We set the embedding size \(d\) with a value that corresponds to the smallest Wasserstein distance23 in the similarity distributions between the two models. To select \(\alpha\), we first categorized words into high-, mid-, and low-frequency ranges based on their tertiles. Then, we set \(\alpha\) with a value that corresponds to the smallest Wasserstein distance in the similarity distribution between three distinct word frequency ranges. This resulted in a comparison in an unbiased manner, since high-frequency words tended to receive better representations. When training PK-word2vec, the \(\theta\) threshold was set to the average word similarity between all the words and their 10 most similar words in the pre-trained models. We set the threshold \(\tau\) in Eq. (2) to 0.00001, batch size to 10000, and trained the model for 10 epochs.

## 2.5. Human Evaluation

To compare PK-word2vec with SGNS, we randomly sampled 1,000 words from the patient portal message vocabulary, with the same proportion of medical to non-medical words. For each term of interest, we created one group of the five most similar words generated from PK-word2vec and SGNS, respectively. To evaluate the system, we asked each reviewer to indicate which word group was more related to the word of interest. We randomized the order of the two groups in each task to avoid framing biases.

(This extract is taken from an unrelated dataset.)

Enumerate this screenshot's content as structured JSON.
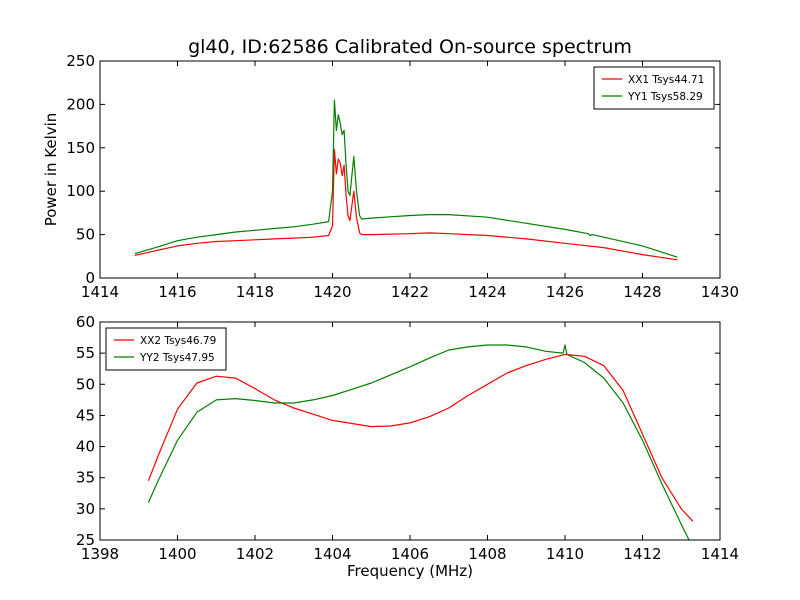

We recruited two groups of reviewers for the model evaluation. The first group consisted of 330 Amazon Mechanical Turk (MTurk) workers24, recognized as “masters” due to their consistently submission of high-quality results in their history annotations. Each MTurk worker completed 100 out of the 1000 tasks and each task was answered by 33 different MTurk workers. The second group consisted of 7 medical students recruited through the Vanderbilt Institute for Clinical and Translational Research. Each medical student completed all 1,000 tasks. We set a 30-second time limit for each task; task not completed within this time limit were reassigned to a new worker.

To analyze the human evaluation data, we first calculated the support rate, defined as the proportion of the 1,000 tasks for which MTurk workers or medical students preferred PK-word2vec by a majority vote. Next, we employed sample skewness25 to examine the distribution of the proportion of reviewers who favored PK-word2vec in each task. This provided insights into the extent to which PK-word2vec was favored over SGNS. A larger value for left sample skew indicates a preference of PK-word2vec over SGNS. Finally, to account for the heterogeneity, we fitted a mixed-effects logistic regression model to assess which word embedding model was preferred by MTurk workers. The type of model (PK-word2vec or SGNS) and the category of the term of interest (medical or non-medical words) were variables with fixed effects. We assigned a value of 1 to the PK-word2vec model and medical words and a value of 0 to the SGNS and non-medical words in the corresponding variables.